Relishing test-optional admissions

Emily English

When Emily English applied to Wake Forest, she had no idea of the impact that sociology professor Joseph Soares already had made on her life.

Soares’ 2007 book, The Power of Privilege, was instrumental in Wake Forest’s landmark decision to become the first top-30 national university to make standardized tests optional in the admissions process.

“Wake Forest was always my first choice, but when I heard that it became test optional, it reaffirmed that it was a school that reflected my values,” English said. “Standardized tests don’t capture your determination or your will throughout high school. That sustained effort that you put forth for four years is then minimized to four hours of taking a test.”

Today, English is a junior psychology major learning from Soares in his Sociological Theory class, and Soares is again demonstrating the far-reaching and mostly negative impact of standardized admissions tests in his new book, SAT Wars: The Case for Test-Optional Admissions.

Dean of Admissions Martha Allman has heard from many students like English.
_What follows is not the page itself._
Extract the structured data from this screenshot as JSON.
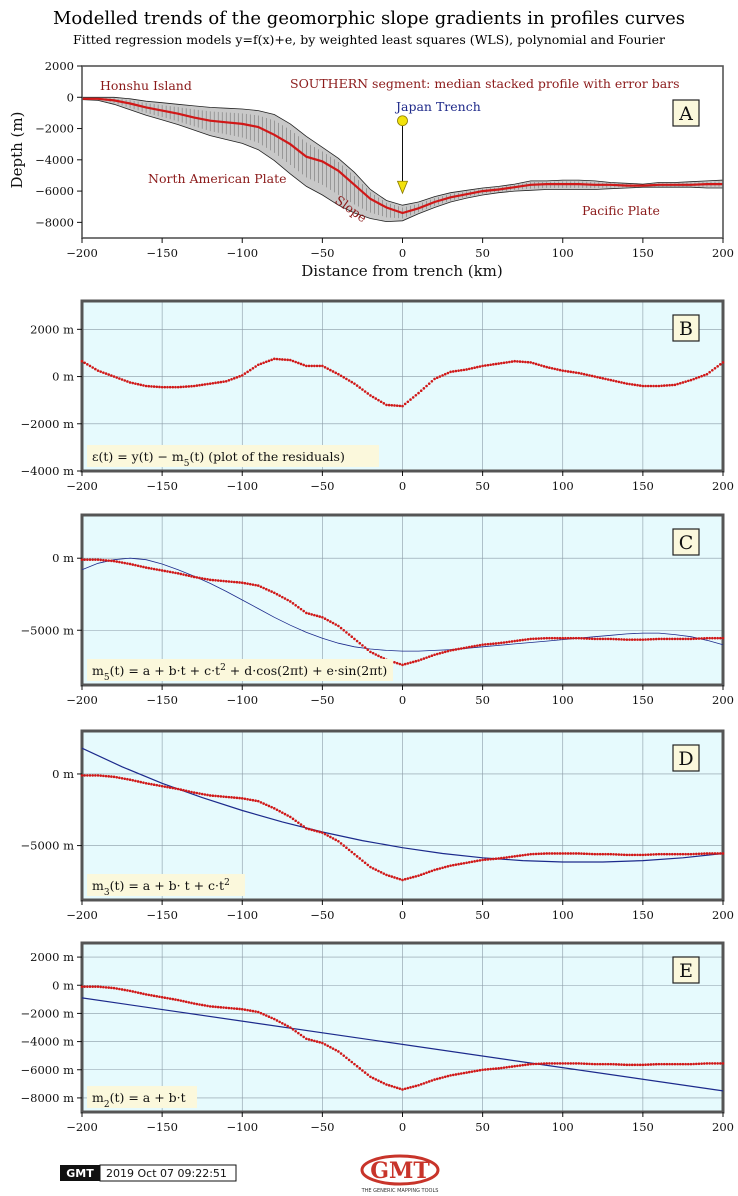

“We have been delighted by the response from outstanding high school students who are drawn philosophically to an admissions selection process which includes a personal interview, a creative and thought-provoking application and an emphasis on intellectual curiosity and character,” Allman said.

Allman wrote a chapter for the new book, covering the challenges, surprises and rewards of Wake Forest’s test-optional decision, which began with first-year students in the fall of 2009.

“Our student body is now not only more racially and socio-economically diverse than ever,” Allman said, “the number graduating in the top 10 percent of their high school classes has increased each year since it has become test optional – from 65 percent of first-year students in 2008, to 83 percent in 2011.”

Professor Joseph Soares

Professor Joseph Soares

Soares’ book calls for nothing less than a national policy change.

“Standardized tests allow colleges to practice social discrimination in the name of academic selectivity, when, in reality, high school grades are the best predictor of future collegiate success,” Soares said. “SAT Wars provides a roadmap for rethinking admissions at a time when higher education seems lost.”

Among the points the book examines are:

  • New evidence of gender bias against women in the math section and racial biases against minorities built into the verbal section of the SAT;
  • The only institutional admissions validity study ever published by a top-tier private research university, Johns Hopkins University;
  • The only data ever published showing that test-optional and “don’t ask, don’t tell” test score practices get private and public universities stronger and more socially diverse students than admissions that require test scores.
  • Further evidence that SAT and ACT scores are weak predictors of grades and that they come with inherent social disparities.


The book features an authoritative combination of voices, including college presidents, provosts, deans, scholars of economics, history, and sociology, and test-industry participants. Contributors include Daniel Golden, who won a Pulitzer Prize for his reporting in The Wall Street Journal on admissions,  and Robert J. Sternberg, the world’s most-cited living authority on educational research and Provost at Oklahoma State University.

Soares is a driving force behind the national movement to rethink college admissions and has organized national conferences and panels on the topic, including one at Wake Forest involving admissions deans and researchers from leading institutions such as Duke University, University of Georgia, Harvard University, Howard University, University of Texas, University of Virginia, and Yale University.